I'm still more in favor of switching to slog. I know that we need to rewrite some parts of telemetry, but I started this here already: https://github.com/paritytech/substrate/commit/b91620bef6b7eaa3c35e08bf65f0ec3eb1561165

pscott commented 4 years ago

I'm still more in favor of switching to slog. I know that we need to rewrite some parts of telemetry, but I started this here already: b91620b

I'll let other participants jump in here :) @tomaka @arkpar @gabreal @marcio-diaz

gabreal commented 4 years ago

from the devops perspective the particular implementation is not important. what is required is the ability to log everything to stdout/stderr in order to have systemd's journal or dockerized deployments easily aggregate the logs.

cecton commented 4 years ago

from the devops perspective the particular implementation is not important. what is required is the ability to log everything to stdout/stderr in order to have systemd's journal or dockerized deployments easily aggregate the logs.
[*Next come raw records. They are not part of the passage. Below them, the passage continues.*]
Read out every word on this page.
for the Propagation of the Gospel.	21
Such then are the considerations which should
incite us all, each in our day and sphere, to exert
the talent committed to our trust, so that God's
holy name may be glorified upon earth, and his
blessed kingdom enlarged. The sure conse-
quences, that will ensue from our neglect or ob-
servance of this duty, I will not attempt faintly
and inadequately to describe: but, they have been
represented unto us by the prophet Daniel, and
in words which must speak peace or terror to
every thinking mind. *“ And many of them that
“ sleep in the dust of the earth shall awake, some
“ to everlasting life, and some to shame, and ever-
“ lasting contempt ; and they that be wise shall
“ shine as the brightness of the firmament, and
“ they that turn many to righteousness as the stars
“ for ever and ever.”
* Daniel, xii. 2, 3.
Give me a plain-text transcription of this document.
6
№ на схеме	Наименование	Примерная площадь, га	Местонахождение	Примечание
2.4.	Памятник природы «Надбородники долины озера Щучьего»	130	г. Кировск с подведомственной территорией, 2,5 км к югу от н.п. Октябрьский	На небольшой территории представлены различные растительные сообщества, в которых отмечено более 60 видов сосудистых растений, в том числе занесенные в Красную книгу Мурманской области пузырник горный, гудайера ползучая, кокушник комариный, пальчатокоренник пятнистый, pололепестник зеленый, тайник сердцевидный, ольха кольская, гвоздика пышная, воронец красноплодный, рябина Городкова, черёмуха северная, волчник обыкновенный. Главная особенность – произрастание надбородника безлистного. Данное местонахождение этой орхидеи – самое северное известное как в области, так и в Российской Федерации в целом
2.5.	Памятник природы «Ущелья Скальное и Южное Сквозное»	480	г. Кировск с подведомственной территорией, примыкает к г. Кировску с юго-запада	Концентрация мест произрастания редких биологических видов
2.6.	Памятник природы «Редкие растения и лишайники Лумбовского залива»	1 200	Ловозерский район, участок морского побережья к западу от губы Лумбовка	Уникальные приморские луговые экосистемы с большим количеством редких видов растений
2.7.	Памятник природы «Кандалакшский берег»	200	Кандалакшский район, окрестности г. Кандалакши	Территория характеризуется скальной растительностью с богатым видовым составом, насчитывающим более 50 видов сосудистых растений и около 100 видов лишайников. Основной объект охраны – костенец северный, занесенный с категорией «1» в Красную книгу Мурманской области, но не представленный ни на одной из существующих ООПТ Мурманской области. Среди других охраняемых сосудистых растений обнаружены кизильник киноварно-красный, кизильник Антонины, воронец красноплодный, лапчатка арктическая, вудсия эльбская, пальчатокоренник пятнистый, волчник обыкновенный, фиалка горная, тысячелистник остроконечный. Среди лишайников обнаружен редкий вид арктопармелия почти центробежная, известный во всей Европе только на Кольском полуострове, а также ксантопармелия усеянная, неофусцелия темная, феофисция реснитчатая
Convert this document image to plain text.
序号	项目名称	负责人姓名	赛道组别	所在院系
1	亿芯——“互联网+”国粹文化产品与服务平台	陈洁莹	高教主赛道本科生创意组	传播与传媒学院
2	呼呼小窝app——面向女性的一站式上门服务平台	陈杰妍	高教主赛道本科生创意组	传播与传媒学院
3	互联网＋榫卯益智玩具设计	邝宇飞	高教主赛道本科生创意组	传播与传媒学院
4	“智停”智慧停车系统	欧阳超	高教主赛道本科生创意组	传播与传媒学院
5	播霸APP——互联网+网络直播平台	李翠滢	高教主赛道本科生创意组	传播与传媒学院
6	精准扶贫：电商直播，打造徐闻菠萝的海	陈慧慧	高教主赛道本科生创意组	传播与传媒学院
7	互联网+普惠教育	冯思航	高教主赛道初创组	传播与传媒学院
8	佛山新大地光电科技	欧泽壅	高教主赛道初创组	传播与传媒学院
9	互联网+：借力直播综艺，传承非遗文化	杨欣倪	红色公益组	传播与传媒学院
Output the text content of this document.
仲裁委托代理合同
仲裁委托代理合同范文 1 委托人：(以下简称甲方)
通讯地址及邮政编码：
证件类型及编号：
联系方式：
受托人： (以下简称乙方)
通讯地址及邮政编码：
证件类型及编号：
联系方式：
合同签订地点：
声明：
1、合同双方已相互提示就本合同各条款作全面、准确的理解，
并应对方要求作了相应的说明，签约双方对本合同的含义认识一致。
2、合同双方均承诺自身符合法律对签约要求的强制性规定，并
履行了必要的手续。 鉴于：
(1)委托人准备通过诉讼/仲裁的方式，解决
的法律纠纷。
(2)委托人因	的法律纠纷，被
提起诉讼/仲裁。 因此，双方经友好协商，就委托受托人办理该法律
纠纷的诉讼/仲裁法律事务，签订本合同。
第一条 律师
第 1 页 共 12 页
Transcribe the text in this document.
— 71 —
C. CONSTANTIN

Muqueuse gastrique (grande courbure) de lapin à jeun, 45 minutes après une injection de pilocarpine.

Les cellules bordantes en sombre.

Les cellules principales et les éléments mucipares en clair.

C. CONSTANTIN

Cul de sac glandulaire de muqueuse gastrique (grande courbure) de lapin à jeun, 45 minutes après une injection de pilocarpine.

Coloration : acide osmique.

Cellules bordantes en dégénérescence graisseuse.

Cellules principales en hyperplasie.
If we use systemd with journald I don't see how we lose logs. If I understand right, we lose logs only because we use logrotate somewhere (please correct me if I'm wrong). Could we get rid of logrotate and use systemd instead everywhere?

gabreal commented 4 years ago

that's correct yes (for loosing log entries with logrotate). afaik logrotate is not used anymore (as now systemd's journal is in use everywhere). maybe this could be useful for heavy trace logging. @ddorgan what do you think?

cecton commented 4 years ago

oh... ok :thinking: @arkpar do you know if we still lose logs somewhere?

ddorgan commented 4 years ago

Flushing the logs on SIGHUP would be really great. We're currently working around the logrotate losing some logs by using journald anyway, but it would nice to have the option of using logrotate without data loss.

arkpar commented 4 years ago

Indeed this issue was originally filed to tackle log issues caused by logrotate. This is includes loss of log data and node stalling because copying around huge log files choked disk IO. If logrotate is no longer used, this is less of an issue. Though custom log rotation would still be useful I think. Not all platforms have journald and for and end users it might be easier to use something build-in.

ddorgan commented 4 years ago

Actually it would be great to move away from journald logging if possible, there's quite a big performance overhead right now. So how far off is this? Would be very happy to test once ready.

pscott commented 4 years ago

@ddorgan A PR that adds log rotation out of the box will be ready as soon as this issue on flexi_logger's repo is fixed (this one basically). This is, unless we decide to focus on slog or to keep on using env_logger :)

ddorgan commented 4 years ago

@pscott great, just ping me when it's ready to be tested.

cecton commented 4 years ago

Sorry but I'm going to play devil's advocate here.

it would nice to have the option of using logrotate without data loss.

Apparently log_rotate = data loss. The way the fix was designed is that substrate would play the role of log rotate. The next fix would be the same. Logrotate is out in all scenarios afaiu.

there's quite a big performance overhead right now.

I would really like to know more about that.

Also it's a sign that log rotation is not exactly easy to implement. Therefore a custom solution instead of a well known, battle tested and commonly used solution might not be the best idea.

My point is: handling logs might be best handled by the OS.

Not all platforms have journald and for and end users it might be easier to use something build-in.

I assume every platform has its own logging mechanism. On Linux it's mostly system.d. I'm not a fan of system.d but if it does it's job...

Overall I think our motivations are questionable. I'm really not against adding the feature of log rotation but I think it is important to not rush it. Don't forget that we just reverted our first attempt already. If there is no more urgency (since we use journald now), then we should consider taking our time and thinking this though.